Un rayon de soleil caressait langoureusement mon visage. Je gigotais sous ma couette pour m'en débarrasser, et ouvris les yeux pour découvrir ma chambre, ainsi que mon amie Kalya inondées par la lumière du jour. Je m'étirais et attrapais mon téléphone. Neuf heure trente. J'étouffais un bâillement. Avec Kalya, nous nous étions couchées à plus de trois heures du matin, après avoir passé la nuit à regarder des films avec des scénarios à coucher dehors et rit jusqu'à ce que mort s'en suive.

Le réveil était un peu rude. Prenant toutes les précautions possibles pour ne pas réveiller mon amie qui dormait profondément, je quittais ma chambre pour gagner la cuisine. J'attrapais la baguette qui reposait sur le plan de travail ainsi que le pot de confiture de pêche dans le frigo et je me fis quelques tartines. Je mangeais près de la fenêtre, le regard rivé sur deux merles qui se dandinaient sur une branche. Je terminais ma dernière tartine en vitesse. Je ne pouvais résister à l'appel de la forêt plus longtemps.

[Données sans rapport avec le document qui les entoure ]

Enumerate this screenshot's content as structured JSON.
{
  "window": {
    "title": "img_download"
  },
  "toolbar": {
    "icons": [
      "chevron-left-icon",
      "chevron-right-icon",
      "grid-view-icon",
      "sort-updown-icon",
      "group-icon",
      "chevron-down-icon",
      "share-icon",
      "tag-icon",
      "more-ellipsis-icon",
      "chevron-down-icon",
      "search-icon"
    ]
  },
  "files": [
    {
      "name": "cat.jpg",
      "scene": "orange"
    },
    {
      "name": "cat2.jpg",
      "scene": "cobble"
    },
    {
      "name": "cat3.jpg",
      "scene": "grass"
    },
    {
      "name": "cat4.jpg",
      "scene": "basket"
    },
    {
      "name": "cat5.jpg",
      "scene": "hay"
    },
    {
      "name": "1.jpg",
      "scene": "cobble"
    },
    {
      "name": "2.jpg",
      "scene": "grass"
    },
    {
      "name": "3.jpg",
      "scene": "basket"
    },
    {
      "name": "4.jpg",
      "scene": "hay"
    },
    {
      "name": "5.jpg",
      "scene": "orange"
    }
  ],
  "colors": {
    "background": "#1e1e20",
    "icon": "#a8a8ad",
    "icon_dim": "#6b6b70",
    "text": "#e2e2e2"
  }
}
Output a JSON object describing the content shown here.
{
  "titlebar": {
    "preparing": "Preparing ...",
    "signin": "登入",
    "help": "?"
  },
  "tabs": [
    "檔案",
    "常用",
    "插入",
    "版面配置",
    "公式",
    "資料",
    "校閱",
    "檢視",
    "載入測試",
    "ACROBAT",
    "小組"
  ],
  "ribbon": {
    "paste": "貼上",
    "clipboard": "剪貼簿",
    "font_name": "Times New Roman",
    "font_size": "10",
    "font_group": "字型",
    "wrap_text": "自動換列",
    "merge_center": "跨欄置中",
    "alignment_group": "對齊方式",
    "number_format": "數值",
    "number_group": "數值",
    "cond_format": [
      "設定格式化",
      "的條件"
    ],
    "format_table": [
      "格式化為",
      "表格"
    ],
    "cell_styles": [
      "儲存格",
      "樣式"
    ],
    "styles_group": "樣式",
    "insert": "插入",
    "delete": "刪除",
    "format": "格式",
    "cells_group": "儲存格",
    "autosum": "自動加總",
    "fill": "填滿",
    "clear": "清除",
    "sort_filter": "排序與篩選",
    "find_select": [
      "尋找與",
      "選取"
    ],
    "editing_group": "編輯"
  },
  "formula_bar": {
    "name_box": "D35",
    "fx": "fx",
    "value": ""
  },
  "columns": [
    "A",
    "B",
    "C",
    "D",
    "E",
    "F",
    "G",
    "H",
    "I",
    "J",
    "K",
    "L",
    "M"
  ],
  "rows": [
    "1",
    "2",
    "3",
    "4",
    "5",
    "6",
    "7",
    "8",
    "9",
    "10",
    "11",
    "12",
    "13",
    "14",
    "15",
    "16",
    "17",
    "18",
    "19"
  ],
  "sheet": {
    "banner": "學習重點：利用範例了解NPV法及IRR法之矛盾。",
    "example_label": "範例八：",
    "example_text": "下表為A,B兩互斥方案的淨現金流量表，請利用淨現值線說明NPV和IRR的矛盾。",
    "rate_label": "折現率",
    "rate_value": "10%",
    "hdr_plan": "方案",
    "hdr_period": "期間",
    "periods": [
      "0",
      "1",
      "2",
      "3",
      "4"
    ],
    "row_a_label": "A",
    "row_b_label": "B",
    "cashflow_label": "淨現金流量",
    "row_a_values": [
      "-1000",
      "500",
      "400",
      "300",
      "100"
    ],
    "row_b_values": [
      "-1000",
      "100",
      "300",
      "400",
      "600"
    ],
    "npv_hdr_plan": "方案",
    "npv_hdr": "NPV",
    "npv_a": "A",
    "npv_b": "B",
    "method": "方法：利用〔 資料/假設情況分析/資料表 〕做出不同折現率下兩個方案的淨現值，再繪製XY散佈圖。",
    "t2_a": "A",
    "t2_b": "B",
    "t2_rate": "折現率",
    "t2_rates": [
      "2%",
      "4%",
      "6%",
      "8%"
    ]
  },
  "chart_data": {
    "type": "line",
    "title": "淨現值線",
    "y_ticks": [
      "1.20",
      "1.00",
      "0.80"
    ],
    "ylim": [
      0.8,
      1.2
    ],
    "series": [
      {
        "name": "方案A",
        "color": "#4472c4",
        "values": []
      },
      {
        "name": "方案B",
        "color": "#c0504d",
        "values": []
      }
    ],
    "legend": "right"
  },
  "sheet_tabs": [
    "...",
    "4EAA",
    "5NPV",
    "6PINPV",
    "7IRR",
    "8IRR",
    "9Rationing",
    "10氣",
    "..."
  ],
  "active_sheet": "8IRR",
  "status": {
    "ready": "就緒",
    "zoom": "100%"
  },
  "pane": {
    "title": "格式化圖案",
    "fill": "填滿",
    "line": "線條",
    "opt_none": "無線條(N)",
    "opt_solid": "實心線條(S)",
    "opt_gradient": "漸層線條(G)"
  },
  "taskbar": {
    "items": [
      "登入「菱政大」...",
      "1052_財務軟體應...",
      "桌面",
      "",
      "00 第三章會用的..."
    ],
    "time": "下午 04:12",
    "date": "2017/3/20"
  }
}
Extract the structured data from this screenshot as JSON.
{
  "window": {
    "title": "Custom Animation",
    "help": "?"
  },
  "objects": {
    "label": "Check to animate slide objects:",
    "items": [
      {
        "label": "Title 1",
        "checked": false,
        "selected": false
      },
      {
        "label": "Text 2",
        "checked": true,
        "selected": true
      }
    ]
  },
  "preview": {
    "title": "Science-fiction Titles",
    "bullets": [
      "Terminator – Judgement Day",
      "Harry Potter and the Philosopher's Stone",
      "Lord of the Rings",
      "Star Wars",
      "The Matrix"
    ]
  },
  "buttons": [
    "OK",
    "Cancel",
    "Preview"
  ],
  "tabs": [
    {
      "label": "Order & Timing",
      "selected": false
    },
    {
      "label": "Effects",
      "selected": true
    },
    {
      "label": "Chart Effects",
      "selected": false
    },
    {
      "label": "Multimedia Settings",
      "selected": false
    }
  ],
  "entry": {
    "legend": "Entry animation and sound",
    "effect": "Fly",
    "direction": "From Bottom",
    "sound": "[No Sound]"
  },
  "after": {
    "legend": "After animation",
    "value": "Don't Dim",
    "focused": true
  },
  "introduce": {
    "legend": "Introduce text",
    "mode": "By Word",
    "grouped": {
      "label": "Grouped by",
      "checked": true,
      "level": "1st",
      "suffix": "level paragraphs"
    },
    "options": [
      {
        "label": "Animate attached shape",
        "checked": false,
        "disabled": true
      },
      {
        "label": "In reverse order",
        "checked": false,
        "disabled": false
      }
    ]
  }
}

J'hésitais à retourner dans ma chambre pour prendre une douche et m'habiller. Je ne voulais pas sortir mon amie du sommeil, mais je savais aussi qu'elle avait le sommeil lourd. Et je ne pouvais pas sortir en mini débardeur et mini short. Problème résolue. En une quinzaine de minutes, j'étais prête à aller crapahuter dans les bois. Je ne pris pas la peine de laisser un mot pour Kalya, elle me connaissait par cœur, et elle connaissait mon affection pour les bois. Elle m'y retrouverait si elle le voulait.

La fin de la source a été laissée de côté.